Нэнси принялась выковыривать тарталетку из формочки.

— Я думаю об этом уже некоторое время. И я решил, что, если ты не против, нам пора остепениться. — Он снова вздохнул и пальцем размешал лед в стакане. — Думаю, признавая, что мы оба хотели бы, понимаешь, хотели…

Он посмотрел на нее так, словно она должна была закончить мысль за него.

— Хотели?

— Ну, не знаю, видеться чаще.

Глотнув из стакана, Нэнси поморщилась.

— Что не так? — спросил он.

— Ничего. Ты добавил слишком много водки.

— Тебе подать что-нибудь еще?

— Нет, все в порядке.

— Я что-то запутался, — сказал он.

— Я тебя внимательно слушаю.

— Понимаю, это звучит странно, ведь мы знаем друг друга всю жизнь. И нам давно не двадцать один.

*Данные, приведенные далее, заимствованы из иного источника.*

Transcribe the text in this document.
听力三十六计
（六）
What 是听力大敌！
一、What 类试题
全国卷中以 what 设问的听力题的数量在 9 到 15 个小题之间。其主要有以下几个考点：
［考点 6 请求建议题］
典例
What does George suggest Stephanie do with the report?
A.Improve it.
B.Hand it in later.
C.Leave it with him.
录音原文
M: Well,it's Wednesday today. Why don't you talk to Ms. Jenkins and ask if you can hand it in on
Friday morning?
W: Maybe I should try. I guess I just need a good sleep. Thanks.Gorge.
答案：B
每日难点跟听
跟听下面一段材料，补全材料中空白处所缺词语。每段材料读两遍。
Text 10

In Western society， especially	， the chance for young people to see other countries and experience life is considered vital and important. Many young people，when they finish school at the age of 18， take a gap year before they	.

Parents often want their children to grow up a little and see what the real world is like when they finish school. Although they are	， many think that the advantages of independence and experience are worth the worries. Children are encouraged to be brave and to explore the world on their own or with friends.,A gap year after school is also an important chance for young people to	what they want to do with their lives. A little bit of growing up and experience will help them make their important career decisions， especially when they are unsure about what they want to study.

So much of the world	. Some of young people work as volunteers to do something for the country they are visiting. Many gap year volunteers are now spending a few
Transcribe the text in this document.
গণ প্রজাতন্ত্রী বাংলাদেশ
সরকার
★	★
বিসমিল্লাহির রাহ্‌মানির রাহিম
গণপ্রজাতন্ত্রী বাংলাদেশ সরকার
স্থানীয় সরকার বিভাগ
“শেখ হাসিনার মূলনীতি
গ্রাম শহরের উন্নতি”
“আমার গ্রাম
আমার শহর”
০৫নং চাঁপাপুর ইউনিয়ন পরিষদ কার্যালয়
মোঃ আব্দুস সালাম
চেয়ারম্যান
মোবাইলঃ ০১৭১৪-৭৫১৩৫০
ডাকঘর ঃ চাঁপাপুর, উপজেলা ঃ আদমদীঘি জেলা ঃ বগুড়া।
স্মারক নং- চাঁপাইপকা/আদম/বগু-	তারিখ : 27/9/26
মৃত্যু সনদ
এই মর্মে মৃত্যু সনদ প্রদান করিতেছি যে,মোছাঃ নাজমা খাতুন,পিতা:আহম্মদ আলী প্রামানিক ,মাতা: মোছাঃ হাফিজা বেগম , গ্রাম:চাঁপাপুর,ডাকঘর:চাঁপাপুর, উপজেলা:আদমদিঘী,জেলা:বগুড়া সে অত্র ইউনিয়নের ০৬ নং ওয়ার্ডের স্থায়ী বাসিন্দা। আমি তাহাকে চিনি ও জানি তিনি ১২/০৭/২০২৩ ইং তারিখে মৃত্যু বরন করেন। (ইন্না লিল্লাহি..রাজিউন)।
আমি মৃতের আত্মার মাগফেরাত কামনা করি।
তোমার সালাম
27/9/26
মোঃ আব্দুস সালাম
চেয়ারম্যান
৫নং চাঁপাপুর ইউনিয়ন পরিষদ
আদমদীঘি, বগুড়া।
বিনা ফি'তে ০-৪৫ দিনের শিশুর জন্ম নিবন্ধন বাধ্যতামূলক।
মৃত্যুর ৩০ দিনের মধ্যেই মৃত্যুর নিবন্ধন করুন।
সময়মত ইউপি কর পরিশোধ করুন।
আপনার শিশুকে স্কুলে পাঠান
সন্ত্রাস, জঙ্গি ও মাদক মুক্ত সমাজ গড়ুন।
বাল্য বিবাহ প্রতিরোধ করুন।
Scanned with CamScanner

Выглядело это так, будто Джим рассуждал сам с собой.

— Что ты думаешь? — спросил он.

— Ну, мне точно не двадцать один.

— И мне.

Нэнси кивнула и удержала его взгляд.

— Я хочу понимать, что мы оба настроены остепениться, — продолжил он.

— Джим, а ты не мог бы пояснить, что ты имеешь в виду?